Wednesday, November 15, 2006

Problem Solving 101

David Kurtz at TPM has something to say about the rapidly spreading consensus that the ISG "will save the day in Iraq". It may be a "first step" but David sounds like he may be an evidence-based thinker like me and he's questioning some of the underlying assumptions and he's finding them wanting (in the 'lacking' sense, not in the 'yearning' sense though, gawd knows, there's a lot of yearning going on when thinking about Iraq).

In the Daily Digest this morning I touched on the growing expectations that the Baker/Hamilton Iraq Study Group, in combination with the installation of Bob Gates at the Pentagon, will save the day in Iraq.

It has become the consensus view, crosses party lines, and seems to be based in part on the assumption that anything is better than the current Iraq policy and its chief implementer, Don Rumsfeld.

But there are some other assumptions--some faulty, some overly optimistic--inflating those expectations:

(1) That the ISG recommendations will be substantive, well-founded, and more than mere political cover for a change of strategy yet to be unveiled. Perhaps they will be prudent recommendations, but I don't know why anyone would assume that yet.

(2) That the Administration will first embrace and then effectively implement the ISG recommendations. This assumption seems wildly at odds with this Administration's track record in both respects. Today's Washington Post reports that the Administration is doing its own policy review parallel to the ISG's, which does not suggest any kind of warm embrace:

The two reviews are not competitive, administration officials said, although the White House wants to complete the process before mid-December, about the time the Iraq Study Group's final report is expected.

The White House's decision changes the dynamics of what happens next to U.S. policy deliberations. The administration will have its own working document as well as recommendations from an independent bipartisan commission to consider as it struggles to prevent further deterioration in Iraq.

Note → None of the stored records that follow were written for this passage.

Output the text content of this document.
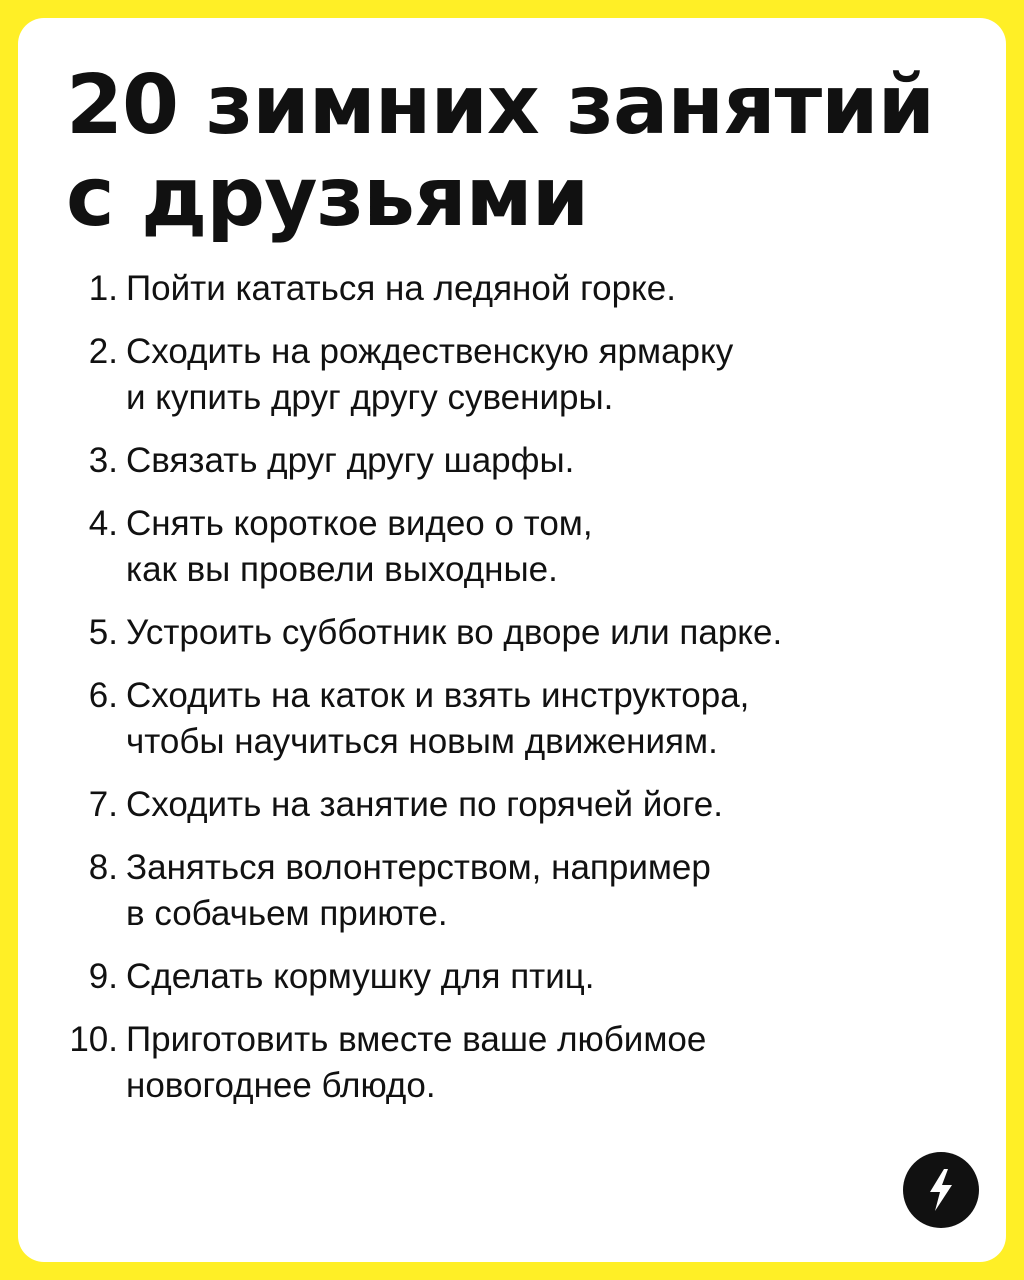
20 зимних занятий
с друзьями
1. Пойти кататься на ледяной горке.
2. Сходить на рождественскую ярмарку
и купить друг другу сувениры.
3. Связать друг другу шарфы.
4. Снять короткое видео о том,
как вы провели выходные.
5. Устроить субботник во дворе или парке.
6. Сходить на каток и взять инструктора,
чтобы научиться новым движениям.
7. Сходить на занятие по горячей йоге.
8. Заняться волонтерством, например
в собачьем приюте.
9. Сделать кормушку для птиц.
10. Приготовить вместе ваше любимое
новогоднее блюдо.
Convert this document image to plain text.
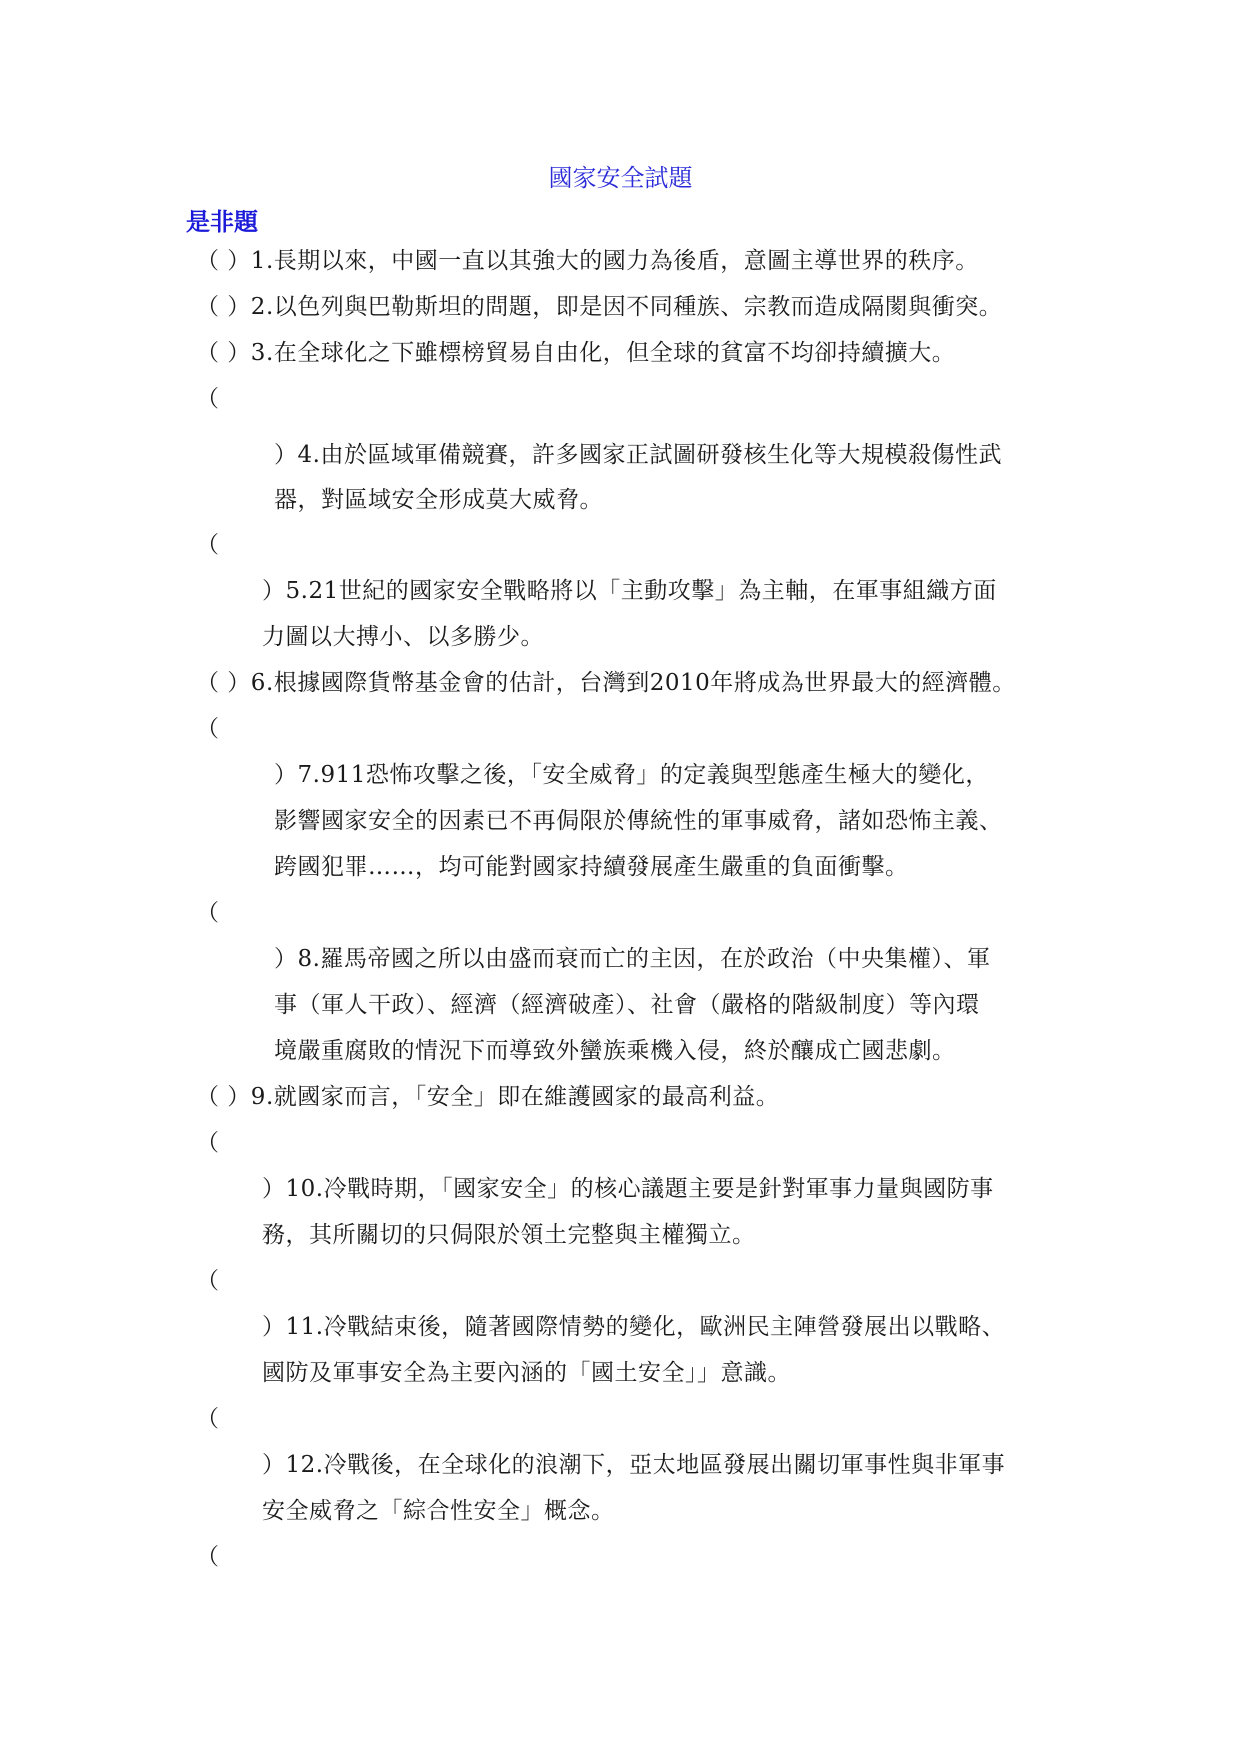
國家安全試題
是非題
（ ）1.長期以來，中國一直以其強大的國力為後盾，意圖主導世界的秩序。
（ ）2.以色列與巴勒斯坦的問題，即是因不同種族、宗教而造成隔閡與衝突。
（ ）3.在全球化之下雖標榜貿易自由化，但全球的貧富不均卻持續擴大。
（
）4.由於區域軍備競賽，許多國家正試圖研發核生化等大規模殺傷性武
器，對區域安全形成莫大威脅。
（
）5.21世紀的國家安全戰略將以「主動攻擊」為主軸，在軍事組織方面
力圖以大搏小、以多勝少。
（ ）6.根據國際貨幣基金會的估計，台灣到2010年將成為世界最大的經濟體。
（
）7.911恐怖攻擊之後，「安全威脅」的定義與型態產生極大的變化，
影響國家安全的因素已不再侷限於傳統性的軍事威脅，諸如恐怖主義、
跨國犯罪……，均可能對國家持續發展產生嚴重的負面衝擊。
（
）8.羅馬帝國之所以由盛而衰而亡的主因，在於政治（中央集權）、軍
事（軍人干政）、經濟（經濟破產）、社會（嚴格的階級制度）等內環
境嚴重腐敗的情況下而導致外蠻族乘機入侵，終於釀成亡國悲劇。
（ ）9.就國家而言，「安全」即在維護國家的最高利益。
（
）10.冷戰時期，「國家安全」的核心議題主要是針對軍事力量與國防事
務，其所關切的只侷限於領土完整與主權獨立。
（
）11.冷戰結束後，隨著國際情勢的變化，歐洲民主陣營發展出以戰略、
國防及軍事安全為主要內涵的「國土安全」」意識。
（
）12.冷戰後，在全球化的浪潮下，亞太地區發展出關切軍事性與非軍事
安全威脅之「綜合性安全」概念。
（
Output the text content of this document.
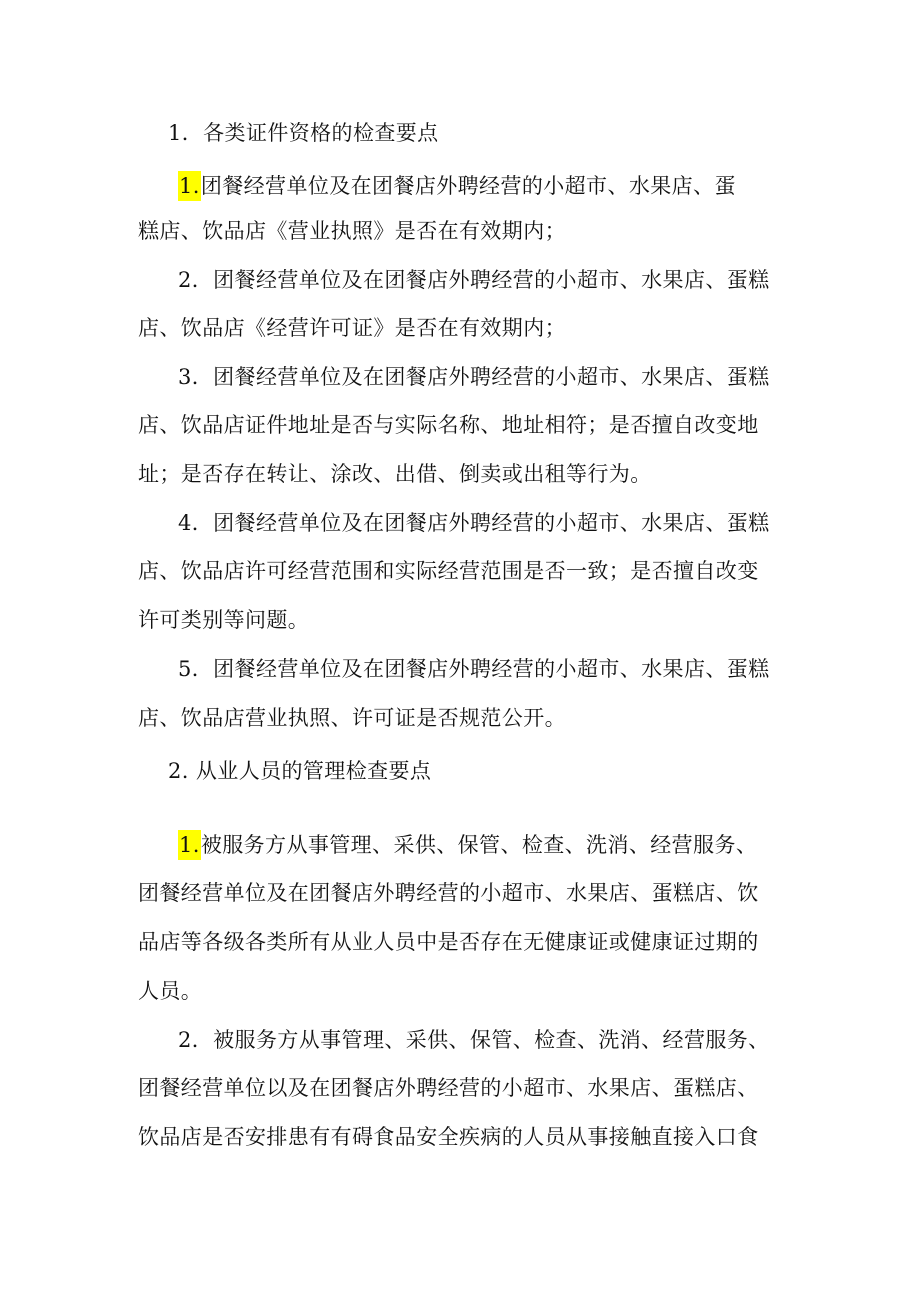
1．各类证件资格的检查要点
1.团餐经营单位及在团餐店外聘经营的小超市、水果店、蛋
糕店、饮品店《营业执照》是否在有效期内；
2．团餐经营单位及在团餐店外聘经营的小超市、水果店、蛋糕
店、饮品店《经营许可证》是否在有效期内；
3．团餐经营单位及在团餐店外聘经营的小超市、水果店、蛋糕
店、饮品店证件地址是否与实际名称、地址相符；是否擅自改变地
址；是否存在转让、涂改、出借、倒卖或出租等行为。
4．团餐经营单位及在团餐店外聘经营的小超市、水果店、蛋糕
店、饮品店许可经营范围和实际经营范围是否一致；是否擅自改变
许可类别等问题。
5．团餐经营单位及在团餐店外聘经营的小超市、水果店、蛋糕
店、饮品店营业执照、许可证是否规范公开。
2. 从业人员的管理检查要点
1.被服务方从事管理、采供、保管、检查、洗消、经营服务、
团餐经营单位及在团餐店外聘经营的小超市、水果店、蛋糕店、饮
品店等各级各类所有从业人员中是否存在无健康证或健康证过期的
人员。
2．被服务方从事管理、采供、保管、检查、洗消、经营服务、
团餐经营单位以及在团餐店外聘经营的小超市、水果店、蛋糕店、
饮品店是否安排患有有碍食品安全疾病的人员从事接触直接入口食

I'm also not willing to buy all the pop psychology about the prodigal Bush 43 finally returning to the orbit of Bush 41, chastened by his experience in the international arena.

(3) That Bob Gates is going to make a dramatic difference over the next two years. First, I remember the last time we were promised wisdom, experience, and a steady hand from a member of Bush 41's old team. That was Dick Cheney. Second, the options available to the U.S. for proceeding in the Middle East range from very bad to horrendous. Neither Gates nor anyone else is going to be able to clean up this mess in the next two years.

(4) That things can't get any worse. Things can always get worse. We could see Turkey and Iran militarily staking claims to parts of Iraqi territory. We could have terrorist brigades from Iraq running missions into Saudi Arabia and Jordan to destabilze the regimes there. Iran could assert itself militarily in the Gulf. The Middle East is Murphy's Law squared.

(5) That the sooner we start implementing the ISG recommendations, the sooner our troops come home and the more American lives will be saved. First, see (1) through (4) above. Second, I still have a hard time envisioning a Republican Administration bringing home all the troops in short order and leaving oil-rich Iraq in chaos in the midst of a vital oil-producing region. We may very well witness a spike in the number of American troop casualities in the process of trying to extricate ourselves or in the process of trying to prevent a larger regional conflict.

If the first step in solving a problem is admitting you have a problem, then we may be at that first step. Our long national denial may be over. But admitting you have a problem doesn't in and of itself solve the problem. And right now Iraq is a problem begging for solutions.